Continuity and change are also apparent in the company's choice of subject matter. Their first major hit was an adaptation of Durrenmatt's The Visit in which a betrayed village belle returns years later as a ruthless millionairess, intent on revenge. Here there's a similar equation, only rearranged so that the central relationship comes across more like a distorted image of that between Pier Gynt and Solveig.

Transfixingly played by Lilo Baur, the heroine Lucie is a sprite- like midget of unpredictable temper, superstitiously called the Cocadrille after a creature which kills off opposition with its deadly glance. Faithful for 40 years to Jean (the director, Simon McBurney), who absconded to the Americas after one night of passion with her, she's Solveig heavily doctored with doses of Durrenmatt's heroine and of Mother Courage. For it's the adventurer abroad who here returns skint and the person abandoned who has made a packet. Cast out of the family farm to a lonely shack by her crooked brothers, Lucie survives through her second life by turning into a demon market trader and smuggler. The twist to the story is that her rootedness so shames and angers the rootless man that she is forced to survive into a third posthumous life inside Jean's imagination before she can get him to marry her.

The dead's powerful presence amongst the living is signalled from the show's first image: lined up on the brown earth-covered stage, a row of empty boots is evocative of the quondam owners who, summoned to life again by the story, step back into them. Effortlessly spanning a spectrum of moods, there's charged simplicity in most of what follows: from the piercingly tragic, as in the butchering by Nazis of an idealistic young maquisard which is presented as the hurling of a bucket of blood over his thin white torso, to the exquisitely droll, as when the cast, with raised arms and drooping fingers, mime berry bushes and Lucie, unable to get at one branch, cheats by hitting the actor in the stomach.
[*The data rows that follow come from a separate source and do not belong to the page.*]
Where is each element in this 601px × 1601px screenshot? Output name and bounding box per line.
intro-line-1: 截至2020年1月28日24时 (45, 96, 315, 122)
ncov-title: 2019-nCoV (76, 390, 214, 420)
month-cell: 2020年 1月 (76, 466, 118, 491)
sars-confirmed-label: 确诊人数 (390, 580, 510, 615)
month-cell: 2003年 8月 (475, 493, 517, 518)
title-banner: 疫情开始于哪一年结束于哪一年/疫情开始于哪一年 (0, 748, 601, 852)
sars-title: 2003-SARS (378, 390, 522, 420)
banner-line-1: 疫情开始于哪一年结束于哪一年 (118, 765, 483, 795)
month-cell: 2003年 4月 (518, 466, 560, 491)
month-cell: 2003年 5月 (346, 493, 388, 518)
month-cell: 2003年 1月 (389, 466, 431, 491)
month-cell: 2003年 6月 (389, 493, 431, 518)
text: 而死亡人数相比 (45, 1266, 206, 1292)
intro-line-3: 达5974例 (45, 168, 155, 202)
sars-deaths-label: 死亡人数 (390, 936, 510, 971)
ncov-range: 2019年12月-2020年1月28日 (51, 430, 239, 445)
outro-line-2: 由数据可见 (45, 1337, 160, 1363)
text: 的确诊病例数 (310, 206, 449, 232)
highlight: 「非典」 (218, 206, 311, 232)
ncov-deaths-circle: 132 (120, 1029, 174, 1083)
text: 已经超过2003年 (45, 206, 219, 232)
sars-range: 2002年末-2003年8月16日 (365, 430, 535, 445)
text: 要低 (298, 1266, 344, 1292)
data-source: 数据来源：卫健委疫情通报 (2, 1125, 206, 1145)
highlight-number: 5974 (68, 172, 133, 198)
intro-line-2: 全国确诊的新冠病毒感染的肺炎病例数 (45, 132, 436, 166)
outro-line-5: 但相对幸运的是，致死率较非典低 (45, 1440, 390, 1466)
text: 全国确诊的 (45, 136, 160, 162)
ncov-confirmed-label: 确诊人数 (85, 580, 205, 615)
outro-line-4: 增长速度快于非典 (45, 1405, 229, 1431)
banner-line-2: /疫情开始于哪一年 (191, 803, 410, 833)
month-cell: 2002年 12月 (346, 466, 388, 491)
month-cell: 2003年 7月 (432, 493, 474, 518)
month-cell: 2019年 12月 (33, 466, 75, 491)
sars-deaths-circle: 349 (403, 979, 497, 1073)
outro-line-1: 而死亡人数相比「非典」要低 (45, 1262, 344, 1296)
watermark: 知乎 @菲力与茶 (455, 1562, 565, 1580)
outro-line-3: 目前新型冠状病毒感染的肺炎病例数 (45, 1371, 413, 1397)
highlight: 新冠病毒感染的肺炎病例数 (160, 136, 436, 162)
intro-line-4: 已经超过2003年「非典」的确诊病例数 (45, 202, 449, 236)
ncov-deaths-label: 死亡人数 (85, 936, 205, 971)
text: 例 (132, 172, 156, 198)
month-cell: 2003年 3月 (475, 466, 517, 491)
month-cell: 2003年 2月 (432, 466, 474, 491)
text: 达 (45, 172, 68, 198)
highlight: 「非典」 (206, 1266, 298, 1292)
It's sometimes said that theatre is just a few planks and a passion and here that often seems literally true, with rucksacks represented by up-ended chairs, a torrid love scene where the planks of the stable rush around in a berserk expressionist ballet and a mystical final section where Jean helps the departed to rebuild the Cabrol family's ruined chalet. 'Justice will be done when the living know what the dead have suffered,' declares the ghost of the maquisard. It's one of the merits of this haunting, beautifully-lit and scored show, that it imparts to such knowledge the poignant illusion of palpability.